Often adult mosquitoes emerge from areas not well suited for or too expensive for larviciding. When these mosquitoes will impact people, adulticiding measures will be implemented. Years ago, mosquito abatement districts used thermal foggers to create space sprays for subjecting mosquitoes to toxic doses of a pesticide. Thermal foggers essentially burn a concentrated pesticide diluted with a petroleum oil to create a thick smoke. Today's foggers use alternative technologies that don't emit hydrocarbons as they produce the tiny particles (as in smoke) necessary to kill mosquitoes, while at the same time using small amounts of pesticide.
When large areas require treatment, an aircraft can be used to cover a vast area with an insecticide. In this situation the district contracts with an ag aircraft service. These specially skilled pilots are trained to make applications to agricultural areas. If the need arose to spray over urbanized areas, as in a serious disease situation, special arrangements have to be made.

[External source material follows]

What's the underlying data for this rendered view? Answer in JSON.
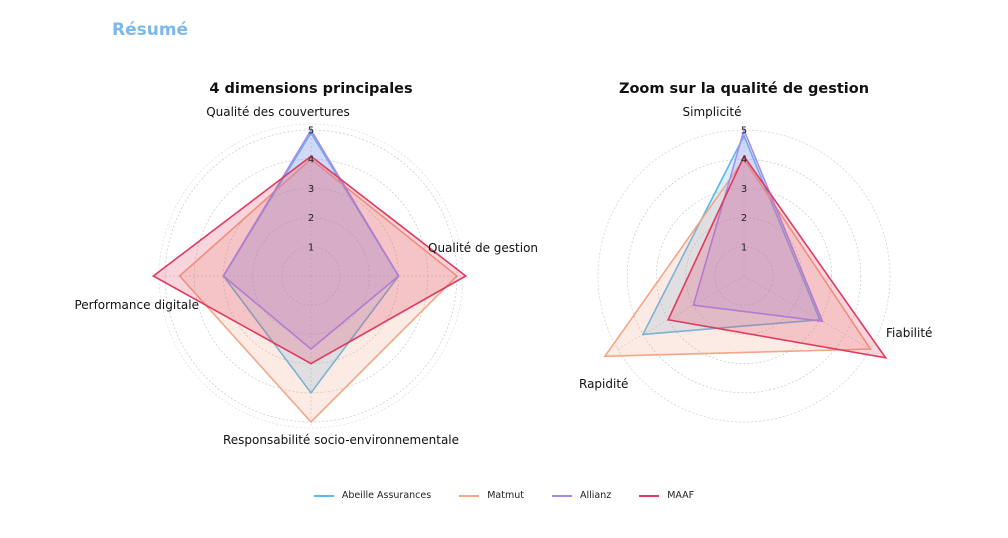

Contact between the pesticide particles and the mosquitoes is necessary to kill the insects. Therefore weather conditions play a critical role in achieving good results. Fogging in a light breeze causes the pesticide particles to drift, allowing contact with more of the target insects. Waiting for a temperature inversion keeps the particles from floating upward into the atmosphere, out of the spatial layer mosquitoes fly in. Materials designed for use in ultra low volume foggers are released within particle size boundaries of 15 - 50 microns, so they remain suspended in the air for longer periods of time (A human hair is about 300 microns in diameter.) This also leaves more particles in the target mosquito zone. All of these factors allow for less pesticide use while still producing desired results. Choices for pesticide use depend on many factors. The product label specifies the site types where the product can be applied.